MBN spoke to the new VP of CMLS Financial's commercial division in B.C. about the industry's future
Last week, CMLS Financial appointed Norm Taylor its new vice president and managing director of real estate finance for British Columbia. In his new role, Taylor will be tasked with growing the company’s commercial lending and brokerage business across Western Canada, a tall order considering the high level of COVD-19-triggered uncertainty plaguing the country’s commercial space, but an enticing opportunity for someone who enjoys working outside his comfort zone.
“It’s personally very exciting for me,” he says.
Rather than seeing his new duties as an uphill battle against the destabilizing forces of COVID-19, Taylor says now is an opportune time for commercial real estate brokerages to expand their reach.
“It’s times like this, when you have economic uncertainty, that advisory in the real estate finance market is ripe to accelerate and become more valuable to both borrowers and to lenders,” Taylor says. “Whenever you get economic uncertainty, people are looking for clarity. They want professional expertise.”
A commitment to social distancing means the jury is still out on the future of the retail, office, and hospitality sectors, but Taylor is bullish on the overall health of the commercial space in Canada.
“We’re seeing an increase in the amount of people wanting to buy commercial real estate. We’re seeing an increased demand in the amount of capital flowing into mortgage investments to be placed into commercial real estate. I think the industry ranks really, really high right now,” he says.
Finding opportunities
Taylor’s pick of the litter in terms of asset class won’t surprise too many commercial market-watchers.
“The number one asset class for growth right now is industrial, especially when it comes to supply-chain logistics,” he says. “Any industrial that’s along the supply chain thoroughfares or servicing a major urban marketplace is sought-after real estate.”
He expects demand for multifamily properties and developable land to remain strong as well.
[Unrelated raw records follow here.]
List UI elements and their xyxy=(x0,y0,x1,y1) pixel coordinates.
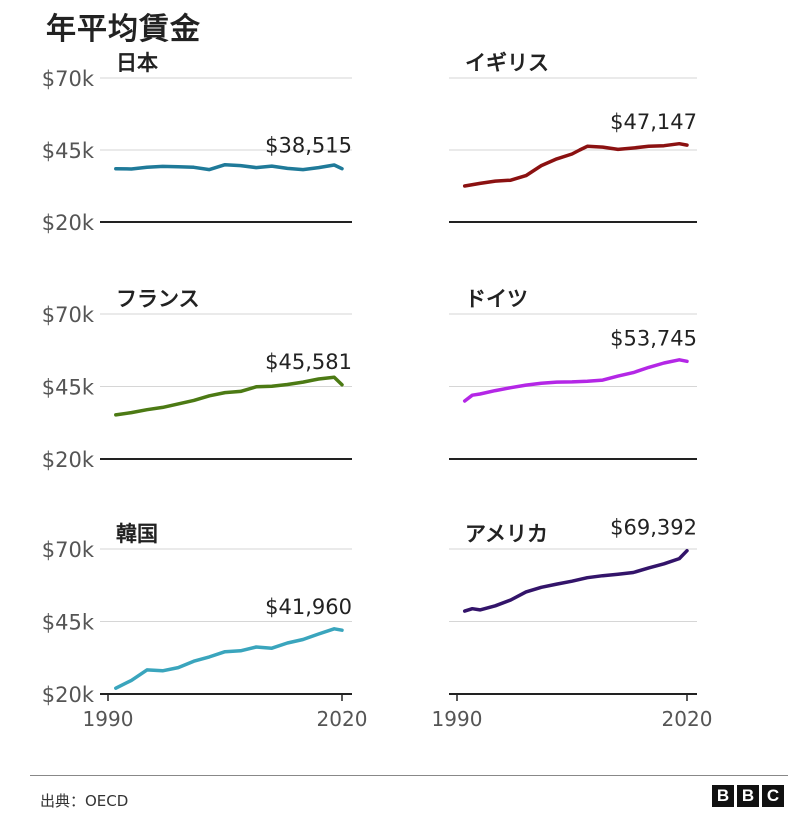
y-tick-label: $20k xyxy=(42,448,95,472)
end-value-label: $69,392 xyxy=(610,516,697,540)
y-tick-label: $70k xyxy=(42,303,95,327)
x-tick-label: 1990 xyxy=(432,707,483,731)
footer-divider xyxy=(30,775,788,776)
end-value-label: $53,745 xyxy=(610,326,697,350)
bbc-logo-letter: C xyxy=(762,785,784,807)
bbc-logo: B B C xyxy=(712,785,784,807)
series-line xyxy=(114,162,344,172)
series-line xyxy=(462,141,689,188)
panel-title: 韓国 xyxy=(116,522,158,546)
chart-title: 年平均賃金 xyxy=(46,12,201,47)
x-tick-label: 2020 xyxy=(317,707,368,731)
x-tick-label: 1990 xyxy=(83,707,134,731)
y-tick-label: $45k xyxy=(42,376,95,400)
series-line xyxy=(114,627,344,690)
end-value-label: $47,147 xyxy=(610,110,697,134)
y-tick-label: $70k xyxy=(42,538,95,562)
series-line xyxy=(462,358,689,403)
y-tick-label: $20k xyxy=(42,211,95,235)
panel-title: イギリス xyxy=(465,51,549,75)
panel-title: 日本 xyxy=(116,51,158,75)
bbc-logo-letter: B xyxy=(737,785,759,807)
x-tick-label: 2020 xyxy=(662,707,713,731)
end-value-label: $41,960 xyxy=(265,595,352,619)
y-tick-label: $45k xyxy=(42,139,95,163)
bbc-logo-letter: B xyxy=(712,785,734,807)
y-tick-label: $70k xyxy=(42,67,95,91)
panel-title: アメリカ xyxy=(465,522,548,546)
y-tick-label: $20k xyxy=(42,683,95,707)
panel-title: ドイツ xyxy=(465,287,528,311)
series-line xyxy=(114,375,344,417)
end-value-label: $45,581 xyxy=(265,350,352,374)
end-value-label: $38,515 xyxy=(265,134,352,158)
panel-title: フランス xyxy=(116,287,200,311)
y-tick-label: $45k xyxy=(42,611,95,635)
source-note: 出典：OECD xyxy=(40,792,129,810)
series-line xyxy=(462,548,689,613)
Some may wonder just how much desirable developable land even exists near large Western Canadian cities, but Taylor feels commercial investors need to view development opportunities from a different angle.
“We’re so quick to say, ‘We’re running out of land,’ but it’s about looking at what’s currently sitting on the land because there’s a lot of opportunity for redevelopment that exists today,” he says, citing as an example the development boom happening in Vancouver’s Mount Pleasant neighbourhood.
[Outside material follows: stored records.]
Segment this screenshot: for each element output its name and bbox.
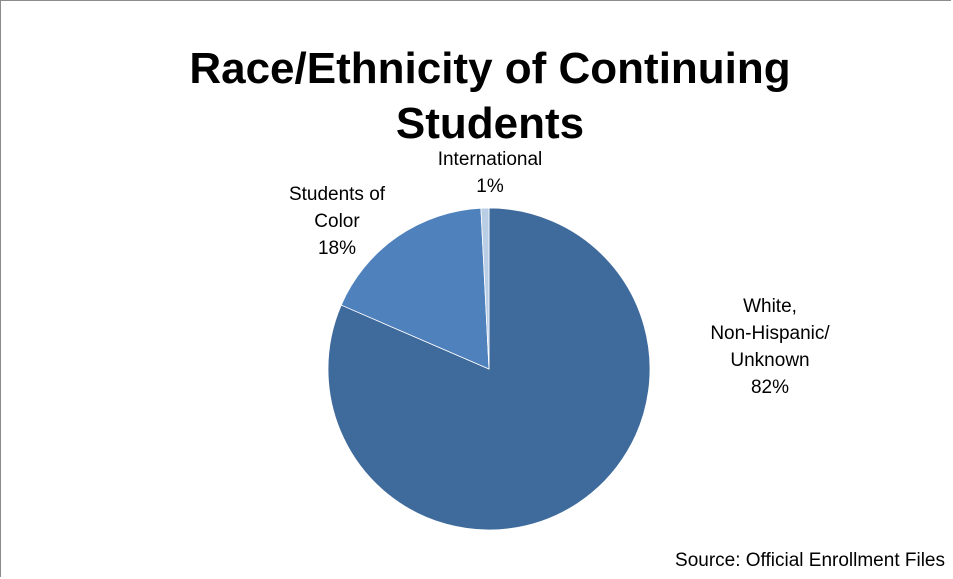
chart-source-note: Source: Official Enrollment Files (675, 550, 945, 571)
slice-label-students-of-color-line-1: Students of (288, 184, 386, 205)
slice-label-white-line-1: White, (743, 296, 797, 317)
slice-value-international: 1% (476, 176, 504, 197)
slice-label-white-line-2: Non-Hispanic/ (710, 323, 830, 344)
pie-slice-students-of-color (340, 207, 490, 370)
slice-value-students-of-color: 18% (317, 238, 357, 259)
chart-title-line-1: Race/Ethnicity of Continuing (189, 44, 791, 93)
slice-value-white: 82% (750, 377, 790, 398)
slice-label-international: International 1% (410, 146, 570, 200)
chart-title-line-2: Students (395, 99, 585, 148)
slice-label-white: White, Non-Hispanic/ Unknown 82% (685, 293, 855, 401)
slice-label-international-line-1: International (437, 149, 543, 170)
slice-label-students-of-color-line-2: Color (314, 211, 360, 232)
pie-slice-international (480, 207, 490, 370)
slice-label-students-of-color: Students of Color 18% (262, 181, 412, 262)
slice-label-white-line-3: Unknown (730, 350, 810, 371)
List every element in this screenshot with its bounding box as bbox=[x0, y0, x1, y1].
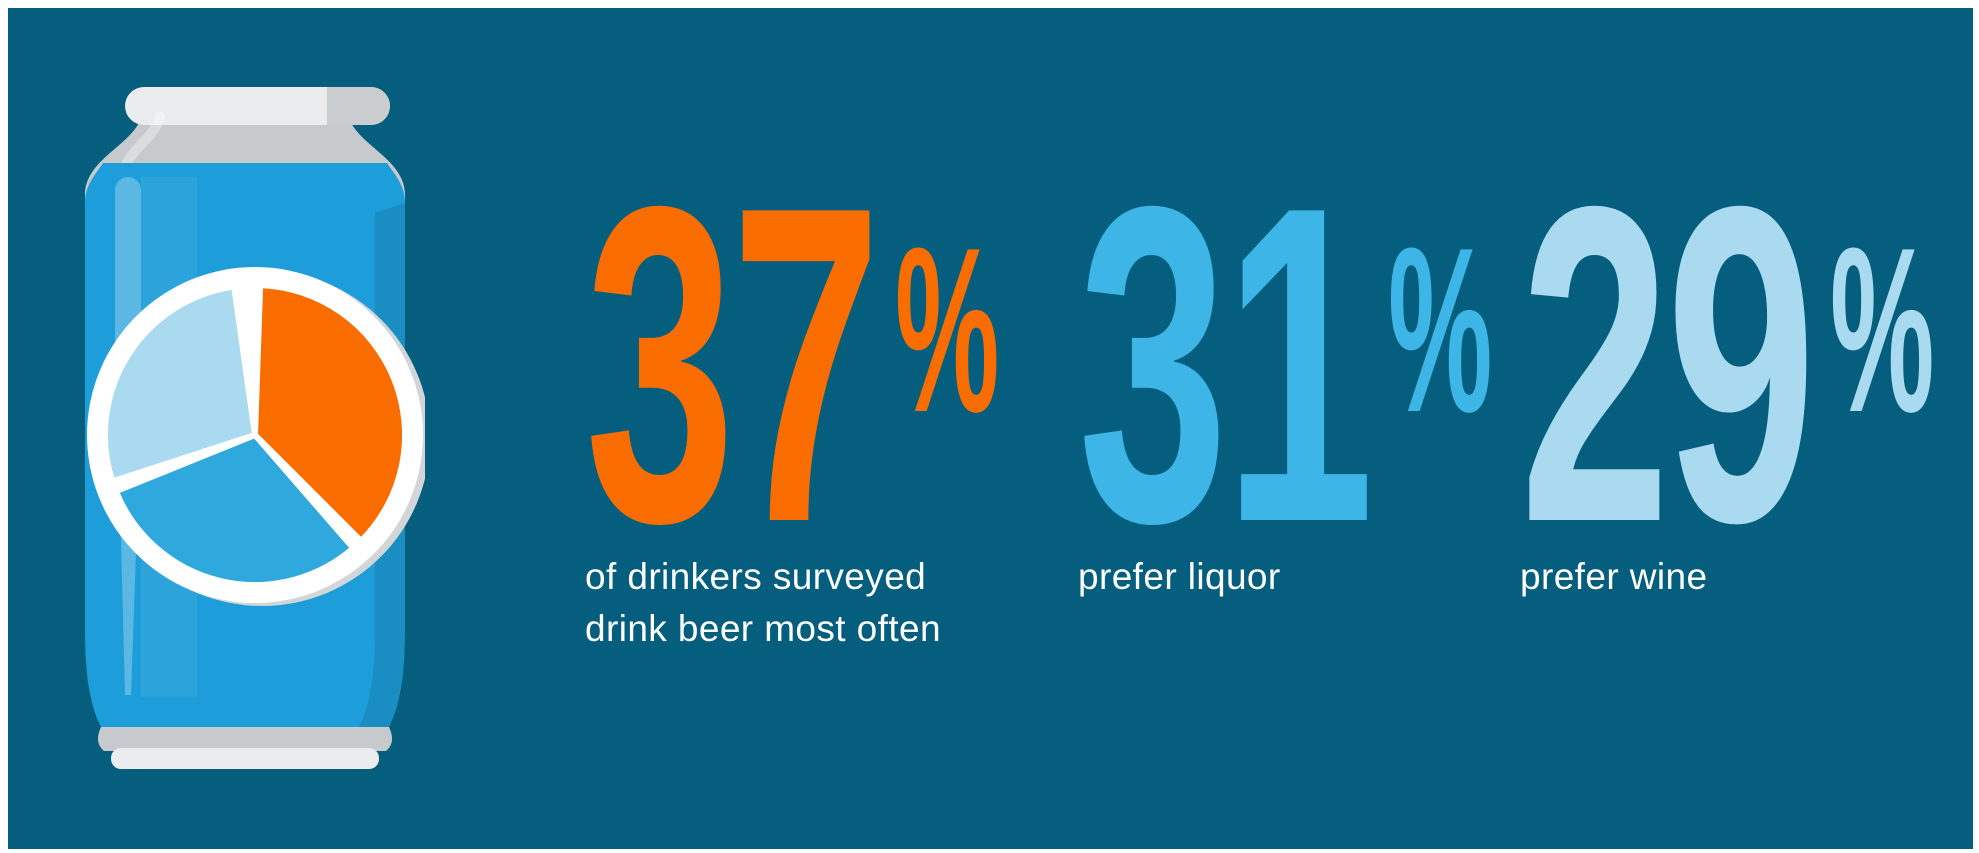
teal-background: 37 % of drinkers surveyed drink beer mos… bbox=[8, 8, 1973, 849]
stat-beer: 37 % of drinkers surveyed drink beer mos… bbox=[585, 114, 1000, 654]
can-top-lip bbox=[125, 87, 390, 125]
stat-wine-percent-sign: % bbox=[1830, 198, 1935, 461]
stat-wine: 29 % prefer wine bbox=[1520, 114, 1935, 616]
stat-liquor: 31 % prefer liquor bbox=[1078, 114, 1493, 616]
pie-slice-beer bbox=[252, 282, 409, 545]
stat-liquor-percent-sign: % bbox=[1388, 198, 1493, 461]
can-top-lip-shade bbox=[327, 87, 390, 125]
stat-wine-caption: prefer wine bbox=[1520, 556, 1708, 597]
beer-can-illustration bbox=[65, 85, 430, 775]
stat-beer-value: 37 bbox=[585, 114, 881, 616]
stat-beer-number: 37 % bbox=[585, 114, 1000, 616]
stat-liquor-caption: prefer liquor bbox=[1078, 556, 1281, 597]
stat-wine-number: 29 % bbox=[1520, 114, 1935, 616]
stat-wine-value: 29 bbox=[1520, 114, 1816, 616]
pie-slice-wine bbox=[101, 283, 258, 485]
stat-liquor-value: 31 bbox=[1078, 114, 1374, 616]
stat-beer-caption-line1: of drinkers surveyed bbox=[585, 556, 927, 597]
stat-beer-caption-line2: drink beer most often bbox=[585, 608, 941, 649]
stat-beer-percent-sign: % bbox=[895, 198, 1000, 461]
pie-slice-liquor bbox=[112, 432, 357, 588]
beer-can-icon bbox=[85, 87, 430, 769]
stat-liquor-number: 31 % bbox=[1078, 114, 1493, 616]
pie-chart bbox=[87, 267, 430, 606]
can-base bbox=[97, 727, 393, 751]
can-base-lip bbox=[111, 748, 379, 769]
“It was difficult to assemble those parcels of land, but it’s been done,” he says. “And it will continue.”
Outside of Vancouver, one commercial market Taylor has his eye on is Calgary. The city’s office sector has been brutalized by a half-dozen years of shaky oil prices, but Taylor says its industrial space is ready to take off.
“That economy is changing,” he says, referring to the long-awaited, and much needed, diversification of Calgary’s marketplace. “And it’s becoming a distribution hub as well. There have been some organizations that have looked to centralize up there and do more of a hub-and-spoke model” rather than pay the higher real estate prices and operational costs associated with doing business in British Columbia.
“Calgary will come back. It’s been a long run for them,” he says.
When asked about the specific goals he has for CMLS, Taylor says he hopes to bring an approach to commercial lending that is currently more prominent in the United States and United Kingdom, where commercial brokers act as debt advisors to their clients rather than simply playing the role of deal-maker. It’s a shift in mindset that could bring new levels of service and client advocacy to the Canadian commercial sector.
“When I look to the U.S. and the U.K., I think they’re a step ahead of us,” he says. “That’s a place that I can play very well.”